Here's what I think the deal is. I think the mathematically and geographically challenged are used to looking at those big maps of red and blue states, on election maps. And Poppy's victory has a sea of red. Obama's victory proportionally in a geographic sense had significantly less blue.

Here's a tip. The amount of red area or blue area on a map means hardly anything. It's a geographic artifact that neither reflects the popular will, nor is a robust measure of electoral votes. A lot of that "red" area in Poppy's victory was in large swaths of rural area, with hardly any people. There are more cows and chickens in many of those areas than there are people. Cow, chickens, and swaths of rural land don't vote. People vote.
 
Okay, thanks for conceding that I actually rounded down Obama's margin of victory in a way that was actually charitable to McCain.

Hey bro, I never hear any person in the real world talk about "swings". And if you were as vigilant at checking other people's math, the "swing" of Obama's victory was actually 3.6%. Rounding it down to 3% is something I would think you would have been all over given your vigilance about my math. :p

Why are y'all using "swings" anyway? I only hear normal people, in the real world talk about margins of victory, popular vote, or electoral college count. I suppose if I wanted to claim Carter wasn't blown out in 1980, I could claim the "swing" between him and Reagan was only 4.8%, since Reagan won the pop vote by 9.7%. But nobody tries to cite Carter's loss as a percent "swing" because it sounds like spin.

If somebody was trying to use percent "swings" to discount Obama's victory, then I stand corrected. It's not a term, a metric, or a measure most normal people use. And I have seen many republicans cite Obama's margin of victory as 3%. I'm almost positive you cited the margin of victory in a previous post as 3% but I'm too lazy to look.

As for now changing the metric to electoral college votes, yeah Poppy Bush won 79% of the electoral college votes. Obama won 68%. According to Wiki. If you want to change the metric to the electoral college, why exactly does that make Poppy's victory a crushing landslide, and yet Obama's victory a nail-biting close call that clearly demonstrated Democratic weakness? Is there a magical number between 79% and 68% that defines a crushing landslide versus a nail biter? Why was 79% a massive mandate for Poppy, and 68% a nail-biting sign of weakness for obama? I don't get it.


Here's what I think the deal is. I think the mathematically and geographically challenged are used to looking at those big maps of red and blue states, on election maps. And Poppy's victory has a sea of red. Obama's victory proportionally in a geographic sense had significantly less blue.

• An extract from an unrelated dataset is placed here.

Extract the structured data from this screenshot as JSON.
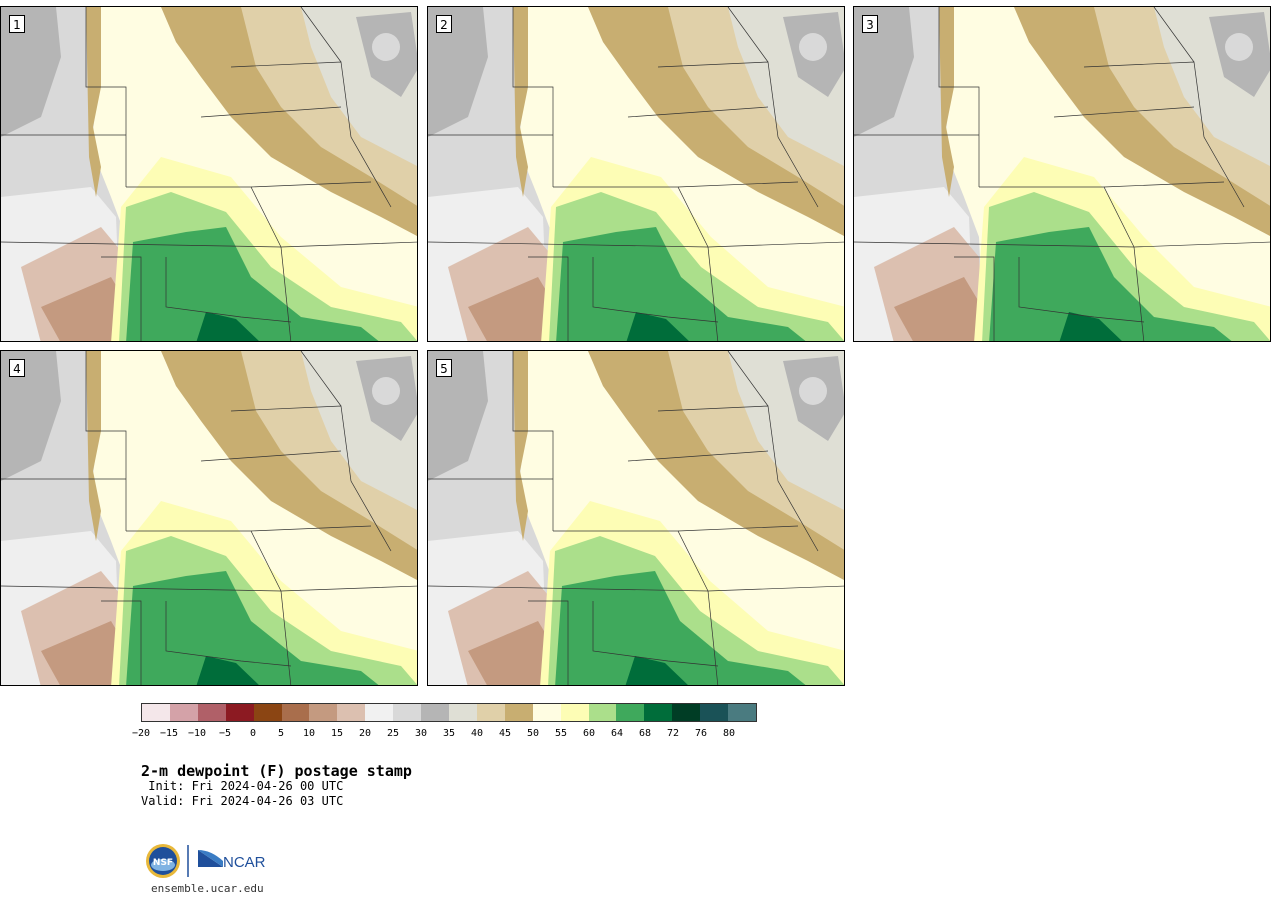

Here's a tip. The amount of red area or blue area on a map means hardly anything. It's a geographic artifact that neither reflects the popular will, nor is a robust measure of electoral votes. A lot of that "red" area in Poppy's victory was in large swaths of rural area, with hardly any people. There are more cows and chickens in many of those areas than there are people. Cow, chickens, and swaths of rural land don't vote. People vote.
Again, another attempt to say that it is the same thing, and then you go by some imaginary people and how they look at maps rather than what is very real.

Dukakis won something like 11 out of 50 states, McCain like 22/50 (I'll have to look up the actual numbers)...

That was why they called "Poppy" Bush's election a landslide.

And after looking up the numbers... memory served me well.